As the year comes to a close, we took a moment to reflect on the key trends we saw in the green building market in 2023.
The construction and real estate sector continued to navigate a difficult market this year, with widespread inflation and interest rates, a continued increase in energy costs as well as political uncertainty at global level leading to unstable markets across many regions. As we look to 2024, however, the construction industry is set to recover from the economic slowdown and structural changes, bringing in new opportunities for all of us in the sector.
Lets take a look at some of the key trends we saw this year in the construction and green building industries.
Green spending grows globally
Global sustainable finance product issuance totalled $717bn in the first half of 2023, with predictions that it will exceed 2022’s total volume by the end of the year. The World Bank Group delivered a record $38.6 billion in climate finance in fiscal year 2023 supporting efforts to end poverty on a liveable planet. Whilst this is a promising start, there is still much to do within the sector with many countries not meeting their targets leading to a greater gap between developing and richer countries.
Embodied carbon comes under scrutiny
Embodied carbon came under the heat with a report that more than half of construction professionals don’t measure embodied carbon. In the UK, a report disclosed that embodied carbon emissions in the UK built environment have not reduced at the pace required to reach net zero and they will have to reduce embodied carbon emissions by 17% in order to reach their targets. In parallel to this, the EDGE Green Building Standard has now moved away from embodied energy as an indicator on the EDGE Materials category to embodied carbon as the numeric indicator. Embodied carbon will be expressed as kgCO2e/m2 (of useful internal floor area). This change will help EDGE projects to disclose relevant indicators to taxonomies or other international standards and frameworks.
The ‘new normal’ across the energy market
2022 saw an energy crisis globally as the conflict between Russia and Ukraine led to instability across the global energy market and sent prices soaring. Whilst 2023 saw natural gas and electricity prices ease, globally the energy market faces a ‘new normal’ as instability and volatile price increases continued as the conflict persisted. This has motivated many countries to increasingly turn to renewables such as solar and wind to reduce reliance on imported fossil fuels. A new report finds that renewables are set to account for over 90% of global electricity expansion over the next five years, overtaking coal to become the largest source of global electricity by early 2025.

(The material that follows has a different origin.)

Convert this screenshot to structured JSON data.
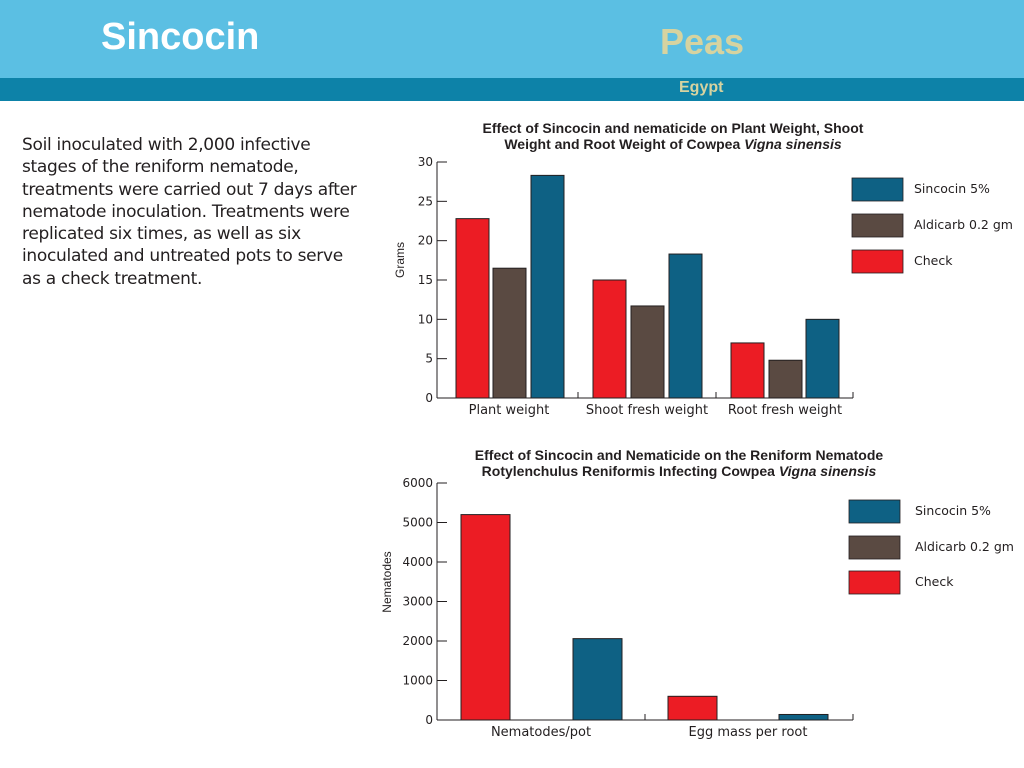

The push for decarbonisation continues
Whilst COP28 came under scrutiny with reports of fossil fuel negotiations behind closed doors, there was still a strong focus on decarbonising the built environment. The Governments of France and Morocco, together with the UN Environment Programme (UNEP), launched the Buildings Breakthrough, which will see countries joining forces to accelerate the transformation of the sector. The new initiative aims to strengthen international collaboration to decarbonize the building sector and make clean technologies and sustainable solutions the most affordable, accessible and attractive option in all regions by 2030.
As we look to the year ahead, at Sintali, we are confident that by working together we can continue to transform the built environment and make sure every building on this planet is green. The challenge ahead of us is immense, but together, with good will and commitment for change, we know we can achieve high impact.
We wish you all happy holidays and look forward to a fruitful year ahead!